La interpretación de un libro

Juan José Becerra

(fragmento)


Pero por alguna razón el libro fue un fracaso. Las revistas de literatura no lo reseñaron, ni siquiera refirieron su existencia, y pronto terminó apilado en las mesas de saldos que Mastandrea controla, sin que surjan novedades, cada día de cada semana. En algún momento de su recorrido en tren, el novelista emerge del subsuelo y patrulla las librerías de ofertas de la Avenida Corrientes con una modalidad similar a la que utiliza como pasajero del ramal D: de punta a punta, de ida y de vuelta, del margen izquierdo y del derecho, y varias veces. Es un desplazamiento que obedece a la táctica del rastrillaje, un tipo de movimiento que comienza la exploración y la termina completamente pero que en su recorrido pierde los detalles más profundos que desea extraer, siempre borrados por el exceso de atención.
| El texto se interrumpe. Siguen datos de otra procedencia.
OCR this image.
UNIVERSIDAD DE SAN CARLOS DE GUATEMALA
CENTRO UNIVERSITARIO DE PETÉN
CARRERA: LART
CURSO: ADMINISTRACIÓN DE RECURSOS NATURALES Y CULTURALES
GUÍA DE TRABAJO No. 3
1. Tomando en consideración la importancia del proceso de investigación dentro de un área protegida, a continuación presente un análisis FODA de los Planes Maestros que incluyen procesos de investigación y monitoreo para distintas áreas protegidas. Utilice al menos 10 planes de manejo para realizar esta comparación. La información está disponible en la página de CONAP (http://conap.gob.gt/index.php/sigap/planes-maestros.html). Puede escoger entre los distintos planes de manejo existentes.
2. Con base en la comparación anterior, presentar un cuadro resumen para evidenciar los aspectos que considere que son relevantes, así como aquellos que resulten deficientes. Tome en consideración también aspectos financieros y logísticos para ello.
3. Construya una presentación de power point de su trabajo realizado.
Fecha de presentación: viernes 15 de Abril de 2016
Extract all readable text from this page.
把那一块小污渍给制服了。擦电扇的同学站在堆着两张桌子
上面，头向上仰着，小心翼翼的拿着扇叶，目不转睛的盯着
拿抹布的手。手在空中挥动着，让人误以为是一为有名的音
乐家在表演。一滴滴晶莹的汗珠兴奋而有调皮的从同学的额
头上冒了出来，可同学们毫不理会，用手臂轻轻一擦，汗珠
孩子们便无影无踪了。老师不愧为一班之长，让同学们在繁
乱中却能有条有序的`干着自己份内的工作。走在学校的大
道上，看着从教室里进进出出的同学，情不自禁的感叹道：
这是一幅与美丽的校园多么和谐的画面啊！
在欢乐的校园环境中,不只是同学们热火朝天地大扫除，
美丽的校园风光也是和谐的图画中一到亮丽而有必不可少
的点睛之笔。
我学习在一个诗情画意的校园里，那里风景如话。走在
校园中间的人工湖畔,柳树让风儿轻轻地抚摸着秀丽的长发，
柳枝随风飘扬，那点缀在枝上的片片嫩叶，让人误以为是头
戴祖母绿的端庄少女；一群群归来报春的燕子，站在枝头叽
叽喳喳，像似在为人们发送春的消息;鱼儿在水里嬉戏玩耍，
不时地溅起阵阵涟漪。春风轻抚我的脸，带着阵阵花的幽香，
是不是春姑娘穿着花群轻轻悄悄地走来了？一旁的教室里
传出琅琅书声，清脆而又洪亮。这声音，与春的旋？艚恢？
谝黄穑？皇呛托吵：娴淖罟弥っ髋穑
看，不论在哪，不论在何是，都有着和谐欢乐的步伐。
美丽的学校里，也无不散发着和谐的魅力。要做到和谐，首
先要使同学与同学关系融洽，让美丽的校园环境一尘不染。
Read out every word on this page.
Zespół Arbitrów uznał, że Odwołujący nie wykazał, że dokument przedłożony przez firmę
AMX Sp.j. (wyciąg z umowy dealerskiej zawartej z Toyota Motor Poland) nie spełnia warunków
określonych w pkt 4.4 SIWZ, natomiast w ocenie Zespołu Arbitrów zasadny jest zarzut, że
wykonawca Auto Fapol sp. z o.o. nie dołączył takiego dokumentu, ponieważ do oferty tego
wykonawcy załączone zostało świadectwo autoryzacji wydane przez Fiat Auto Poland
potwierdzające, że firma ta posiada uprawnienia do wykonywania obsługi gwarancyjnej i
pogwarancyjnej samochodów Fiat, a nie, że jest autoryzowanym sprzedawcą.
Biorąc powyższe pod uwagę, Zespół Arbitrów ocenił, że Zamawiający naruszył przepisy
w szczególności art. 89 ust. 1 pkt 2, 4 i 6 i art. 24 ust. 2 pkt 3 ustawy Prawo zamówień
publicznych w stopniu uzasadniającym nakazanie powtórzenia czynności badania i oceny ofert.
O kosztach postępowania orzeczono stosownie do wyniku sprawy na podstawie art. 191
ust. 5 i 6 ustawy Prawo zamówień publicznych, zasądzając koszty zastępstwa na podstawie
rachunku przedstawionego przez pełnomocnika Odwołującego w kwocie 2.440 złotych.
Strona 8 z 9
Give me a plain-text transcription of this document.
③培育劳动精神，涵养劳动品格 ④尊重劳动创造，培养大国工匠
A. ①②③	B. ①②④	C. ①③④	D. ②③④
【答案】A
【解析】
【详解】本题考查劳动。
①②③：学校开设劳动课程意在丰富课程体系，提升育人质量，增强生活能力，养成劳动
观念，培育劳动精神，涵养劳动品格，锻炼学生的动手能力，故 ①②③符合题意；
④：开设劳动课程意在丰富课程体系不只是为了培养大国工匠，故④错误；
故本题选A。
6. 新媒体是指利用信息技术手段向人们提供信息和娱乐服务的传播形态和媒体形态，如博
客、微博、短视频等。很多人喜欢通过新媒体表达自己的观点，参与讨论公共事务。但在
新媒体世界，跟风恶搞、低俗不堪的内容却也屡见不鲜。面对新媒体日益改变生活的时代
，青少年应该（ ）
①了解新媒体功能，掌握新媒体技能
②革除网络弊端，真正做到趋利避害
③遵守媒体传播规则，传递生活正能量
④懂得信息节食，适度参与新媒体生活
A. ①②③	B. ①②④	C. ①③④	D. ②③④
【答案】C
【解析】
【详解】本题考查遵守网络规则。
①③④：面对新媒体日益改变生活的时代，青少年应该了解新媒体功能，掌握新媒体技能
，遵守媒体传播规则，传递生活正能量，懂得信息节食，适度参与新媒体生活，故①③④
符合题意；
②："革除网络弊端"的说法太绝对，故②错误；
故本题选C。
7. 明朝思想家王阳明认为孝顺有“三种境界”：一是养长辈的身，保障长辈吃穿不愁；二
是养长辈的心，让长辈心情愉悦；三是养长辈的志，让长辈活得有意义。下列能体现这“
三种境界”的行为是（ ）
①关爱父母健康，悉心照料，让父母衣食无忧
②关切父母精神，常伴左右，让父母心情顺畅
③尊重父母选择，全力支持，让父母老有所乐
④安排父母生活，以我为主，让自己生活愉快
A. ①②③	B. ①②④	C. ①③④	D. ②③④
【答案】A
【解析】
Porque si bien por un lado el viaje por las mesas en las que se apoyan los saldos de Una eternidad cumple con el propósito de controlar la cantidad de ejemplares que se arrumban en cada librería (el hecho mínimo, meramente geográfico, de que cada tanto la mesa de ofertas se mude del frente al fondo de los comercios le hace sentir a Mastandrea que sus libros se mueven), por el otro le impide detenerse en un punto fijo para poder ver en él todo lo que sucede ya no para saber si solamente el libro se vende o no se vende (no se vende nunca, y Mastandrea aprovecha el desinterés de los lectores para reforzar su perfil vanguardista con un chiste con el que últimamente se ha vuelto un poco pesado: “mis libros no se compran porque no se venden”), sino para descubrir si hacen consultas sobre él, si lo aluden aunque sea de un modo equivocado o si los lectores que no lo compran, es decir todos, se deciden al menos a tocarlo.

Pasan los días y Mariano Mastandrea entra en un vacío vital: no sabe para qué escribe, no sabe para qué vive. Vivir y escribir han sido las actividades que se fundían en él como una sola cosa, pero ya no son dos, ni una. Si no escribe no vive, y decide no escribir más; ocupa todo su tiempo en contemplar la pantalla de su televisor recalentado, encendido a sol y a sombra, por la que desfilan siempre los mismos personajes, la misma rutina de violencia, las formas de siempre que apenas atraen su atención pero, sin embargo, atan con un hilo invisible su conciencia decadente a una realidad que prefiere percibir sin salir a la calle.

Una noche el televisor comienza a echar humo por las rejillas del dorso. Hace cinco días que está encendido y cinco días que Mastandrea permanece frente a él (el cuerpo del novelista no olvida que la primera frase de su última novela surgió de esa pantalla de la que espera, aunque sea por última vez, una llamada de la literatura), pero ahora se está derritiendo; los puntos de plomo que le dan relieve a los circuitos integrados han comenzado a hervir, y de los transformadores de energía se evaporan los barnices protectores en pequeñas nubes tóxicas (en sus colores cambiantes flota la realidad de su veneno), y los plásticos de la carcasa comienzan a revirarse, a inflarse en pompas y a contraerse en un show muy desagradable de cremación. El episodio resume el estado crítico de Mastandrea en tres hechos negativos, todos ellos consumados y, por el momento, irreversibles: no escribe, no vive, y no ve televisión. Su vocación y su menú de distracciones se derriten con los plásticos. Desenchufa el aparato, lo guarda en una caja y sale con él hacia una casa de reparaciones (y contrabando) de artículos electrónicos, una tapera de vidrios polarizados escondida en los sótanos del Obelisco, por donde Mastandrea ha pasado muchas veces en busca de algún lector de su novela.